In the suburbs of Chicago, USA, a group of scientists discovered that the mass of a subatomic particle is not what it should be.
This measurement is the first conclusive experimental result inconsistent with the famous Standard Model theory, which has worked for years to determine the approximate mass of subatomic particles.
The team found that one of these particles is known as W BosonIt weighs more than the theory expects.
Professor David Toback, a spokesman for the project, described the result as “shocking”, as it could lead to the development of a new and more comprehensive theory of how the universe works.
“If the results were verified by other trials, the world would look different,” the academic tells the BBC, who even sees a “paradigm shift”.
The famous astronomer Carl Sagan said that “extraordinary claims require extraordinary evidence”. “We think we have that,” he added.
Scholars Fermilab Collider Detector The FCD in Illinois found a small difference in the mass of the W boson compared to what theory says it should be: it’s just 0.1%.
But if this is confirmed by other experiments, the effects would be enormous.
The so-called Standard Model of particle physics has been predicting the behavior and properties of subatomic particles without contradictions of any kind for fifty years.
Another CDF spokesperson, Professor Giorgio Chiarelli, told the BBC the research team could not believe their eyes when they got the results.
“No one expected this.

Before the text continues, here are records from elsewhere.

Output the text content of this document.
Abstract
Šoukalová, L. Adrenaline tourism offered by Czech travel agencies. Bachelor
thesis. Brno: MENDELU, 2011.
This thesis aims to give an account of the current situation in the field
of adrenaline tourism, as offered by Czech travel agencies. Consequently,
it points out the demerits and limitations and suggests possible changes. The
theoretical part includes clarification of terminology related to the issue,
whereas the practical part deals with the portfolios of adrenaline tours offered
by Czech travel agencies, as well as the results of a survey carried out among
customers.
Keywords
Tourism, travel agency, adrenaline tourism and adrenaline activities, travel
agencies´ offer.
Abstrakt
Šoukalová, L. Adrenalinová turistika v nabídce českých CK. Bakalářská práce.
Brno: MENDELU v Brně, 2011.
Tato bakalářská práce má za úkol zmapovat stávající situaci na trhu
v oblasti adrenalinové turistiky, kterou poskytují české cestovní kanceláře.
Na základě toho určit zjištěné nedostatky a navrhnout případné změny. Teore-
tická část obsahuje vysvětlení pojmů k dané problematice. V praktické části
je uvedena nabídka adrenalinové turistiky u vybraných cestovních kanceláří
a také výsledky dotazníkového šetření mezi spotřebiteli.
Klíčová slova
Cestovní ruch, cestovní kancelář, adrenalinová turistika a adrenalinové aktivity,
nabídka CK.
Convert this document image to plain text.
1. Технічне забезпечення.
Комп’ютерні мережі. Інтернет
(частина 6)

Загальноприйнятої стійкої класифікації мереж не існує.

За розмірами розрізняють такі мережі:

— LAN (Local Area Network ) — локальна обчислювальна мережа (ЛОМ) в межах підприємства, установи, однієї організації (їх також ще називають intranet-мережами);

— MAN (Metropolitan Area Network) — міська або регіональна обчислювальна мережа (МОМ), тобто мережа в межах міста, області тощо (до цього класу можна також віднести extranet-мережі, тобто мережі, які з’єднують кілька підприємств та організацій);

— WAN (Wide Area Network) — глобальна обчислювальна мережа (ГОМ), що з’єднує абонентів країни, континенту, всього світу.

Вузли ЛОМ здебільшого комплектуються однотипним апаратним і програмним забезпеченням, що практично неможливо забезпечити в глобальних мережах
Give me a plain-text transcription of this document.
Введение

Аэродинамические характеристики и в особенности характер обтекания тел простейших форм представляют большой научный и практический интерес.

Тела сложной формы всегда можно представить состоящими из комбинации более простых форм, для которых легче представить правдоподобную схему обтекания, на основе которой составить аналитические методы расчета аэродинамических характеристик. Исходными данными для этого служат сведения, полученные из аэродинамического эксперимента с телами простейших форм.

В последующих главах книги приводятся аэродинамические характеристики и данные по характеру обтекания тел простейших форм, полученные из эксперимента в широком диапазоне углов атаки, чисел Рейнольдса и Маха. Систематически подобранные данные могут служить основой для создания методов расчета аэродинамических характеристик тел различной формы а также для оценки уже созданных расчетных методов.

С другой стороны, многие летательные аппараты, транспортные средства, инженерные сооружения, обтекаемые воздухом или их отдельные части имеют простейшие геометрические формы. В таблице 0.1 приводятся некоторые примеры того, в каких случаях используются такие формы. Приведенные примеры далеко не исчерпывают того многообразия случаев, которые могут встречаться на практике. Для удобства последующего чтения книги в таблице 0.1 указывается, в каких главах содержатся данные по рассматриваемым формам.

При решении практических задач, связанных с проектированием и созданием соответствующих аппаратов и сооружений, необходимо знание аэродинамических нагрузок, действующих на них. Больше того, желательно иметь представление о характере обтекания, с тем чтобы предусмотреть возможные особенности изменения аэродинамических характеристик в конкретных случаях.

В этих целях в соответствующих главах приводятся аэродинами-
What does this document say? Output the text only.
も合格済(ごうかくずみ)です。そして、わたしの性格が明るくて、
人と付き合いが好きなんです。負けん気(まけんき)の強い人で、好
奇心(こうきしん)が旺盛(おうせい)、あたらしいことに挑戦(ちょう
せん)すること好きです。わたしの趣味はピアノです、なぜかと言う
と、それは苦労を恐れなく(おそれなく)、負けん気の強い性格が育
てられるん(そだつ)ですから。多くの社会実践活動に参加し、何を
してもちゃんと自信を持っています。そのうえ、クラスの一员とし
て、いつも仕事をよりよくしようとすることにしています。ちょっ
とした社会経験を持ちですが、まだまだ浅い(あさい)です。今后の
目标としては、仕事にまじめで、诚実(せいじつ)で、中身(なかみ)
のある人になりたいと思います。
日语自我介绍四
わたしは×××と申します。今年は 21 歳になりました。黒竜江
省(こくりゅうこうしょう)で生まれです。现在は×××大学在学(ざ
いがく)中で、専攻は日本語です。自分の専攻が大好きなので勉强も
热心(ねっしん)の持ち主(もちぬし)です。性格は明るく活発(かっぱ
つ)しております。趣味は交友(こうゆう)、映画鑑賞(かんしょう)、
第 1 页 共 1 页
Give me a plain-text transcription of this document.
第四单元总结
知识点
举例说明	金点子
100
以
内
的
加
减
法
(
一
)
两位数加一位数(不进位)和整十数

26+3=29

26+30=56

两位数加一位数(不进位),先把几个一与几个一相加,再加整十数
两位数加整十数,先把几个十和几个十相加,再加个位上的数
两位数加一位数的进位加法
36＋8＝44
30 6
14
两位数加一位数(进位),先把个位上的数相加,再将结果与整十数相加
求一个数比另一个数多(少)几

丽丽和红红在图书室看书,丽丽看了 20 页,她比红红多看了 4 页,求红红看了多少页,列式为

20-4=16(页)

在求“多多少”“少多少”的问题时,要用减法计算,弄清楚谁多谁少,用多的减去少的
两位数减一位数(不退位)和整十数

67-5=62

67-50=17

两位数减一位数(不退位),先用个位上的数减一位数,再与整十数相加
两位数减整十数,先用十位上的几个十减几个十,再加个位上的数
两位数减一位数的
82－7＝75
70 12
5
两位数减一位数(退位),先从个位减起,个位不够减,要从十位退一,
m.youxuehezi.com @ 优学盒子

We thought maybe we were wrong about something.”
But the researchers carefully reviewed their results and tried to look for errors.
They didn’t find anything.
The result was published in the magazine to knowcan be related to Evidence from other experiments at Fermilab and the Large Hadron Collider (LHC, for its English acronym), is located on the border between Switzerland and France.
These results, which have not yet been confirmed, also indicate deviations from the Standard Model, possibly caused by the as yet undiscovered force of fifth nature.
Physicists have known for some time that the theory needs updating.
His axioms cannot explain the existence of invisible matter in space, the so-called dark matter, nor the continuous accelerating expansion of the universe by a force called dark energy.
They also cannot explain gravity.
Mitesh Patel, an expert at Imperial College London who works on the LHC, believes that if Fermilab’s result is confirmed, it could be the first of many that could herald the biggest shift in our understanding of the universe since Einstein’s theories of relativity. since.
“We hope eventually to see an amazing discovery that not only confirms that the Standard Model has broken down as a description of nature, but also gives us a new direction to help us understand who we are,” he said.
“If this continues, there will have to be new particles and new forces to explain how to make this data consistent,” he added.
But enthusiasm in the physics community grows when past experiences are reviewed.
Although the Fermilab result is the most accurate measurement of W boson mass to date, it does not match two of the most accurate measurements from previous experiments that are in line with the Standard Model.
“We need to know what is happening to the measurement,” says Professor Ben Alanache, a theoretical physicist at the University of Cambridge.
“The fact that we have two other experiments that agree with each other and with the Standard Model and are so opposed to this experiment worries me,” he adds.
All eyes are now on Large Hadron Collider That you should restart your experiments after a three-year update.
The hope is that these studies will provide results that will lay the foundations for a new, more complete theory of physics.
“Most scientists would be a bit cautious,” Patel says.
“We’ve been here before and been disappointed, but we all secretly hope that’s really the case and that in our lives we can see the kind of transformation we read about in the history books,” he says.